Masalah SIM Card Ancam Kedaulatan Digital, IAW Desak Audit Nasional

“Kalau negara gagal menutup lubang ini, maka kita bukan hanya bicara soal kerugian finansial, tapi juga ancaman terhadap pemilu, ketertiban umum, dan integritas demokrasi,” tegas Iskandar.
Tak hanya soal nomor fiktif, IAW juga mengkritik praktik penghangusan kuota oleh operator. Menurut mereka, banyak konsumen membeli paket data besar namun hanya menggunakan sebagian kecilnya. Sisa kuota yang hangus begitu saja tidak mendapat kompensasi maupun sistem pemindahan (rollover) yang adil.
"Hendaknya korporasi provider memiliki moral yang tinggi jika mengetahui posisi konsumennya dirugikan, walau karena regulasi yang belum berlaku adil. Jangan pula malah merasa nyaman bahkan menikmati kondisi 'zona' yang buruk bagi konsumen tersebut. UU Perlindungan Konsumen No. 8 tahun 1999 memang belum menyentuh ranah perlindungan hak atas kuota digital,” cetusnya.
Dalam pengamatannya, Iskandar menyebut, pemasok kartu SIM di Indonesia terdiri dari vendor global seperti Thales, IDEMIA, dan G+D, serta produsen lokal seperti PT Pelita Teknologi (PGLO). Kartu-kartu tersebut kemudian dipasok ke operator utama di Indonesia. Namun, hingga saat ini belum ada audit menyeluruh yang memeriksa distribusi kartu SIM, sistem enkripsi chip, serta kecocokan antara data pengguna dan kartu aktif secara aktual.

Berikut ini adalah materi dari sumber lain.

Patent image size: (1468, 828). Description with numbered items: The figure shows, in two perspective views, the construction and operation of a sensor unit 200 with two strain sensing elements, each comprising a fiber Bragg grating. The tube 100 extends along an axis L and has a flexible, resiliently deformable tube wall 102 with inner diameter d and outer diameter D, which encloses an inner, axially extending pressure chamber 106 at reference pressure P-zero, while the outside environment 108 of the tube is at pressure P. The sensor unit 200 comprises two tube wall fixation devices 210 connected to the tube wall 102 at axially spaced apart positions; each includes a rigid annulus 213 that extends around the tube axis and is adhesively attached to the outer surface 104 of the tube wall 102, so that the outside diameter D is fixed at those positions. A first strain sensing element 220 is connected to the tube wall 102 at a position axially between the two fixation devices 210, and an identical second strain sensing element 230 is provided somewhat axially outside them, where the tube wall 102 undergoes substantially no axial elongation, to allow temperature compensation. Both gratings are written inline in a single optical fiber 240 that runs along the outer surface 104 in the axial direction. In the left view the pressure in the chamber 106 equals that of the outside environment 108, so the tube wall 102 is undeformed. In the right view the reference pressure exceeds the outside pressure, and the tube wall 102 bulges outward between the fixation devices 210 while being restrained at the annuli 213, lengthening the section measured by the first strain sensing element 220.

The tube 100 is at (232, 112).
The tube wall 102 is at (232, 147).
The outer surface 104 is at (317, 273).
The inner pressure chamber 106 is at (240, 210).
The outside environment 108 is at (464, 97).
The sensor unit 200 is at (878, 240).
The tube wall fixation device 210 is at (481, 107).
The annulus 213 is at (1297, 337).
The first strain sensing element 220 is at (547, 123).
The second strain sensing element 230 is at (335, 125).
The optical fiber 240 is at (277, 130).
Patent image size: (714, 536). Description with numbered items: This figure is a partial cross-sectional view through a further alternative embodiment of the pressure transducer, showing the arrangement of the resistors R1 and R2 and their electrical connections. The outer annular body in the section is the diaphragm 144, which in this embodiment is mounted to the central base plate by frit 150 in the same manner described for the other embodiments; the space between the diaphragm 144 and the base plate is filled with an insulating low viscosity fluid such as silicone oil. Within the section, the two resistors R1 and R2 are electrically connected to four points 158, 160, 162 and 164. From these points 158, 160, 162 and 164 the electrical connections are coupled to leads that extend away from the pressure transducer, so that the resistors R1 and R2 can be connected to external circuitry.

Selama ini, Badan Pemeriksa Keuangan (BPK) hanya mengaudit laporan keuangan Kominfo serta operator BUMN seperti Telkomsel. Belum ada langkah investigatif terhadap validitas data nasional kartu SIM, termasuk kartu-kartu tidak aktif (zombie SIM), rantai pasok vendor, maupun kerugian konsumen akibat kuota yang hangus.